The Turkish delight I’ve had was basically like if my grandma made the world’s most sophisticated gumdrop. Gumdrops are fine and good, but I don’t find they’re much improved by effort or complexity.

Didn’t think about books.

I had read the Black Company books by Glen Cook and enjoyed them a whole lot. Every recommendation pointed me at Steven Erickson’s Malazan as something I’d love.

Couldn’t stand it. Like stopped and started three separate times and never got into it.

My parents used to make cheese fondue. Gruyere, Emmenthaler, and kirsch give it its distinctive taste. Their fondue pot is probably still in the house and would become mine some day.

Shannara’s plagiarism upset me as a middle schooler.

The Road was annoying genre fiction bysomeone who doesn’t write that genre well.

I had excellent pistachio and rosewater Turkish Delight in Andalucia.

I found the Dubai stuff crunchy without pistachio flavor, with milk chocolate that was too soft and cloyingly sweet. Seemed like a lot of fuss and $ for no reason.

I haven’t read it yet, but I have the impression that if you’re reading McCarthy, you’re doing so as much for the way he uses the language as for the ideas he’s conveying.

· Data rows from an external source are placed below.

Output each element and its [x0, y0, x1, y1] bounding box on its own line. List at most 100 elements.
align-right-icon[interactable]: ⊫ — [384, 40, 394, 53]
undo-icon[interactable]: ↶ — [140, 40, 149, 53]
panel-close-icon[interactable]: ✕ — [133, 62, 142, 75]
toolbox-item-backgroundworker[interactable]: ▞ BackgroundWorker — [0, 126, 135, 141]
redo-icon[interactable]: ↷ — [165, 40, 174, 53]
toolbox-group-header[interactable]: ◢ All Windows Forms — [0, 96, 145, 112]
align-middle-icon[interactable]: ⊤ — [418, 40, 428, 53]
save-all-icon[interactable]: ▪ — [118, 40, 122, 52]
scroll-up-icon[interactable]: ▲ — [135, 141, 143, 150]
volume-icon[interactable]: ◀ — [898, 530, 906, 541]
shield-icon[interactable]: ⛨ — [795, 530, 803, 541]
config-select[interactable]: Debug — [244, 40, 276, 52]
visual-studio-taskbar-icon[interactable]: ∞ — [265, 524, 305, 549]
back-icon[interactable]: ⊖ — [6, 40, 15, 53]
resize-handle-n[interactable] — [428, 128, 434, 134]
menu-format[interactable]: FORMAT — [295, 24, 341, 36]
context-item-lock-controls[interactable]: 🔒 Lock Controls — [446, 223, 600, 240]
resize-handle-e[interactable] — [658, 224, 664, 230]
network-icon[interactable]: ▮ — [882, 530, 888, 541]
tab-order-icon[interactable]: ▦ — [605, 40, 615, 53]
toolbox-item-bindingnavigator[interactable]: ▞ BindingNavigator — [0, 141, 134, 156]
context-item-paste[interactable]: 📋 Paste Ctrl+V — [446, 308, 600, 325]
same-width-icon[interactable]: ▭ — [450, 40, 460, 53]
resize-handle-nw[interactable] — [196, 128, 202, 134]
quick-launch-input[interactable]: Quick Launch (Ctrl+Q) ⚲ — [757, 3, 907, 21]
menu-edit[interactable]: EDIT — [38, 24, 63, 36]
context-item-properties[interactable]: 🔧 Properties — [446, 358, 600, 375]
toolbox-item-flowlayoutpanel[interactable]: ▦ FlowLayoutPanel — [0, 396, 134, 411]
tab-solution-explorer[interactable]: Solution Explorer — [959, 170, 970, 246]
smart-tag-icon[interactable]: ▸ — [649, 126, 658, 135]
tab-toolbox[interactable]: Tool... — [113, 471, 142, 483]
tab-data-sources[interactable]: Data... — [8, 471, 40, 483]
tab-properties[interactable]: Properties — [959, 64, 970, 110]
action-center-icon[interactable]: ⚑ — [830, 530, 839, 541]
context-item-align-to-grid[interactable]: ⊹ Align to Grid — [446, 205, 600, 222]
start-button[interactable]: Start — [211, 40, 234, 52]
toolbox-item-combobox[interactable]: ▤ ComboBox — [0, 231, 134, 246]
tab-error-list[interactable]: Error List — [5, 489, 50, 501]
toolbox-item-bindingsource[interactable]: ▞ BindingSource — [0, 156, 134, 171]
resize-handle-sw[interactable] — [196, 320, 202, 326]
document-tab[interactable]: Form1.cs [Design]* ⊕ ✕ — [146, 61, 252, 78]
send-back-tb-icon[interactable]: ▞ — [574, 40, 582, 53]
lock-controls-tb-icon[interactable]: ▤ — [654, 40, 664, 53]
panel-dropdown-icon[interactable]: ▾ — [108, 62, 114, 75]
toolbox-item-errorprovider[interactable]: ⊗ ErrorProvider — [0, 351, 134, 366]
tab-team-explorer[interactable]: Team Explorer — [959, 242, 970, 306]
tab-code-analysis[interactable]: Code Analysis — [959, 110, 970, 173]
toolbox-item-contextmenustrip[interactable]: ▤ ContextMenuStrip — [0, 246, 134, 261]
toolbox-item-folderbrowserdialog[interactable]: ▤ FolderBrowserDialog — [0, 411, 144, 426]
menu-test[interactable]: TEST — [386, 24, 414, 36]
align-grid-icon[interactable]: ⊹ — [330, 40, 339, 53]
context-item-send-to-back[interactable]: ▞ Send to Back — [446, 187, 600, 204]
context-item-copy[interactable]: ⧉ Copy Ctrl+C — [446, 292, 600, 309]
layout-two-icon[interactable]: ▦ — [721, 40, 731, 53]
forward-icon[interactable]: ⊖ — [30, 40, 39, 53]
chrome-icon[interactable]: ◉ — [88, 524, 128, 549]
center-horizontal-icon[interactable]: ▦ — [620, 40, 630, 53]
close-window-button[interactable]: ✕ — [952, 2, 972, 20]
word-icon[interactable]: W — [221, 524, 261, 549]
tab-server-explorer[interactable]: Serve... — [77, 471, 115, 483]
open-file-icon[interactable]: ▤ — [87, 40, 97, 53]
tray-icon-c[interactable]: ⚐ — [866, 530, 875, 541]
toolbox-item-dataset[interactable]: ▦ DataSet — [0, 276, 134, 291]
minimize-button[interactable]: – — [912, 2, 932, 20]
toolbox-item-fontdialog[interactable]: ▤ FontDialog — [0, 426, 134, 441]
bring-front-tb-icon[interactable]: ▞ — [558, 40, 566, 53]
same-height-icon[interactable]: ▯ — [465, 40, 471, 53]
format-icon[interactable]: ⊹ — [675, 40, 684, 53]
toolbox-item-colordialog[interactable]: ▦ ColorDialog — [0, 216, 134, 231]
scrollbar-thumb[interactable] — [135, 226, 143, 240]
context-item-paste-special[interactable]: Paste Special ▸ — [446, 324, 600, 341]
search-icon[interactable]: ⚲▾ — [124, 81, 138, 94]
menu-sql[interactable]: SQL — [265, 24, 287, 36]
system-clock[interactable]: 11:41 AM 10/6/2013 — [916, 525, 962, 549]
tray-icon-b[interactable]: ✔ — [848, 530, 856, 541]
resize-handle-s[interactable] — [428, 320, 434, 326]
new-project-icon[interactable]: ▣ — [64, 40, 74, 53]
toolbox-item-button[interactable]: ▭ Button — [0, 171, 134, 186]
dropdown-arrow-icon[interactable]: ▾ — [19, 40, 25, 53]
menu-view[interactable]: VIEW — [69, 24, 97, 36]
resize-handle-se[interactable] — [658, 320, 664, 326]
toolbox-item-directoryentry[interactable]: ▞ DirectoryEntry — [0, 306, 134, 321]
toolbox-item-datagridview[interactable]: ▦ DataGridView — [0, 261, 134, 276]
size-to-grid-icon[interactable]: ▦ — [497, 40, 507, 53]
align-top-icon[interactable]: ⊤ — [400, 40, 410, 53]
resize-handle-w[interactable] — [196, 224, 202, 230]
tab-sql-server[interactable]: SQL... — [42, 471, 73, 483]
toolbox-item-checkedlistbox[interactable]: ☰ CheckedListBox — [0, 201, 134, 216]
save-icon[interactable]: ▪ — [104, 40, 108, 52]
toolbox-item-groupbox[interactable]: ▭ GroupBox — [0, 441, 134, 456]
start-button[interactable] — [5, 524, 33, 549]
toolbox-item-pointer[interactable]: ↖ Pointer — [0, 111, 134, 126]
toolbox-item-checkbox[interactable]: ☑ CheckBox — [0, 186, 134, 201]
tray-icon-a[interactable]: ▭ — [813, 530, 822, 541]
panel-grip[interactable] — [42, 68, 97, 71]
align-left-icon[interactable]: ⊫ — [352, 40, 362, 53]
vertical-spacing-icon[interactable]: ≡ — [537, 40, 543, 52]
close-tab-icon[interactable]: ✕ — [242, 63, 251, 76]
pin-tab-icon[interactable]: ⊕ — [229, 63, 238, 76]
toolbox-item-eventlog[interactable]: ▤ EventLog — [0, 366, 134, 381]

So if you’re not one for that sort of thing, you might come out disappointed. Kind of like how some musicians’ work isn’t about the quality of the singing and performance, but about the meaning of the lyrics and vice-versa. I mean Dylan is a fairly awful singer but it’s not about his voice or technical singing chops. Same with McCarthy and other “literary” writers.

I agree with this, and read a lot of more literary fiction, but found the worldbuilding in The Road caused rather than susprnded disbelief, and the ending was, IMHO, an unsatisfactory, unbelievable, and overly sentimental failure.

Same, and I absolutely hated that book. I’ve enjoyed plenty of dark fiction so don’t anyone go saying I just can’t handle dark themes. It’s so. Boring. There’s a scene where the guy discovers a boat and he’s there for like ten pages or more and nothing happens. It was also so desperately dark I couldn’t really take it seriously. When it got to the roasted baby, I’m not gonna lie, I laughed my ass off. The only part I found genuinely disturbing were the cellar people.

It also seemed written by someone who had never read post-apoc fiction because it tread every cliche so heavily.

This was my first attempt at this author and it’s going to take a lot to talk me into reading anything else.

Indeed, it was quite disconcerting to play it, only to hear “Help! Help! He’s repressing me!”

I don’t, but back in the 1970s, our family had one (in groovy 70s Harvest Gold, yet!). We used it with oil, for meat and veg. A fondue meal was a family favourite.

I never had a desire to try cheese fondue, but I did have the chance to try it, years later. It was okay, nothing wrong with it, but I’m glad that I hadn’t really, really wanted to try it for ages. It would have been disappointing.